Every two weeks, we find the most interesting data science links from around the web and collect them in Data Science Briefings, the DataMiningApps newsletter. Subscribe now for free if you want to be the first to get up to speed on interesting resources.
- Understanding Neural Networks Through Deep Visualization
Remember our web link from our previous issue on Google’s trippy “inception” images? This article provides a good overview how of the technique actually works, and describes how the black box of neural network based models can be opened up. This YouTube video provides an overview of the toolkit and is definitely worth to watch.
- Journey through the layers of the mind
… and if you want to see how a neural network “dreams” in the form a video instead of static images, this video will provide you with exactly that.
- Yinyang K-Means
A recent paper presents Yinyang K-means, a new algorithm for K-means clustering which can be dropped in immediately in place of traditional K-means, giving the same solutions, but in a more efficient manner. By clustering the centers in the initial stage, and leveraging efficiently maintained lower and upper bounds between a point and centers, it more effectively avoids unnecessary distance calculations than prior algorithms.

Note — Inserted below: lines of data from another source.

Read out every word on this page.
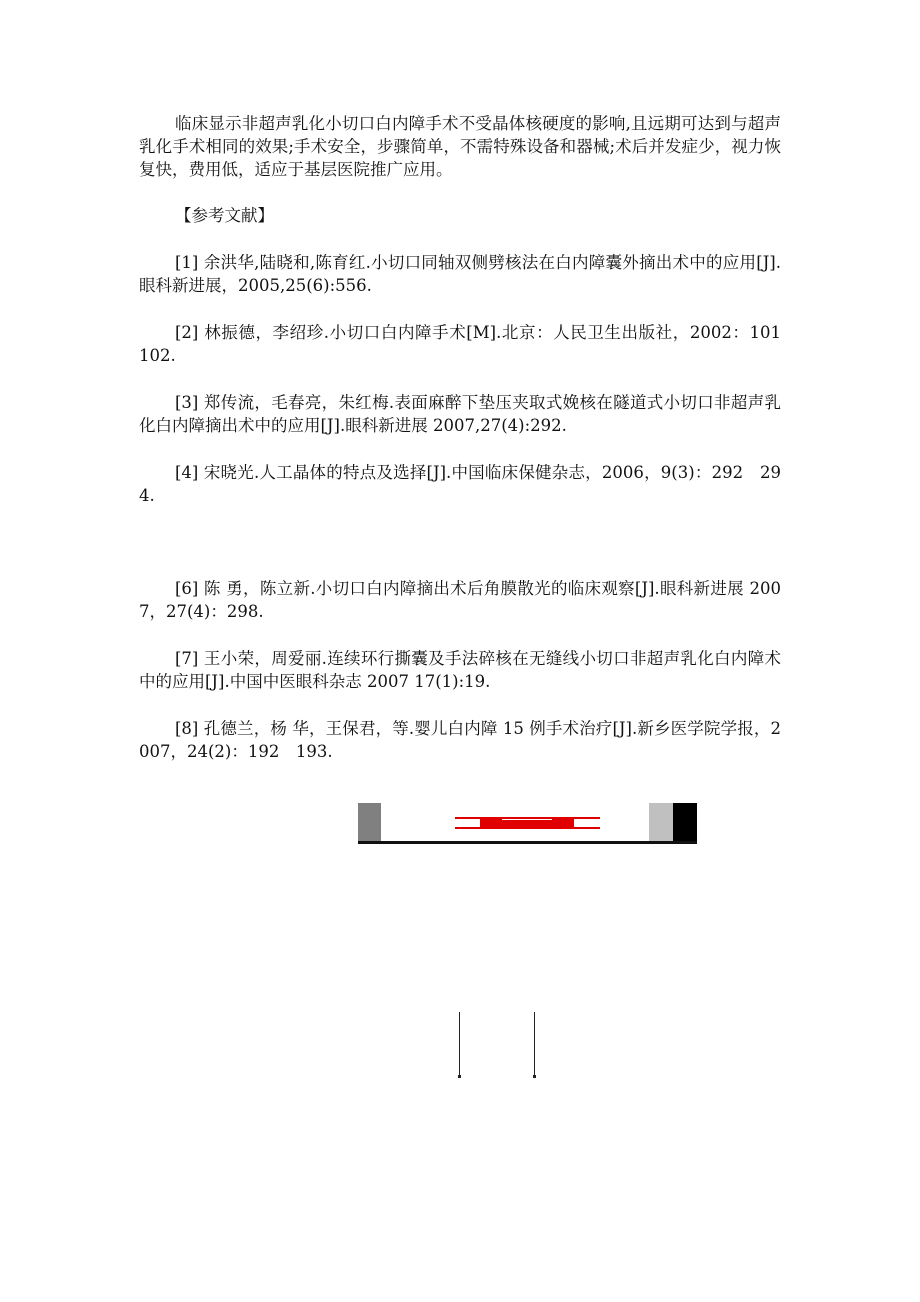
临床显示非超声乳化小切口白内障手术不受晶体核硬度的影响,且远期可达到与超声乳化手术相同的效果;手术安全，步骤简单，不需特殊设备和器械;术后并发症少，视力恢复快，费用低，适应于基层医院推广应用。

【参考文献】

[1] 余洪华,陆晓和,陈育红.小切口同轴双侧劈核法在白内障囊外摘出术中的应用[J].眼科新进展，2005,25(6):556.

[2] 林振德，李绍珍.小切口白内障手术[M].北京：人民卫生出版社，2002：101　102.

[3] 郑传流，毛春亮，朱红梅.表面麻醉下垫压夹取式娩核在隧道式小切口非超声乳化白内障摘出术中的应用[J].眼科新进展 2007,27(4):292.

[4] 宋晓光.人工晶体的特点及选择[J].中国临床保健杂志，2006，9(3)：292　294.

[6] 陈 勇，陈立新.小切口白内障摘出术后角膜散光的临床观察[J].眼科新进展 2007，27(4)：298.

[7] 王小荣，周爱丽.连续环行撕囊及手法碎核在无缝线小切口非超声乳化白内障术中的应用[J].中国中医眼科杂志 2007 17(1):19.

[8] 孔德兰，杨 华，王保君，等.婴儿白内障 15 例手术治疗[J].新乡医学院学报，2007，24(2)：192　193.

- A data set containing all reddit comments
Looking for a large data set to train your deep learning conversational model? Someone has made a 1 TB dataset of all public reddit comments available for use.
- ToyPlot
ToyPlot is a new “kid-sized” plotting toolkit for Python with “grownup-sized goals”.
- Learn Data Science the Hard Way
Want to become a data scientist? This article provides some good pointers on how to get started.
- Recordings of SciPy 2015: Scientific Computing with Python Conference
This YouTube playlist contains all recordings of the SciPy 2015 conference and contains a wealth of interesting data science presentations.
- How we scaled data science to all sides of Airbnb over 5 years of hypergrowth
Interesting article focusing on the management and democratization of data science within enterprise environments.
- ipylogue – IPython notebook storage backed by git
Want to synchronise your Jupyter/IPython notebooks with a git repository? This project has you covered.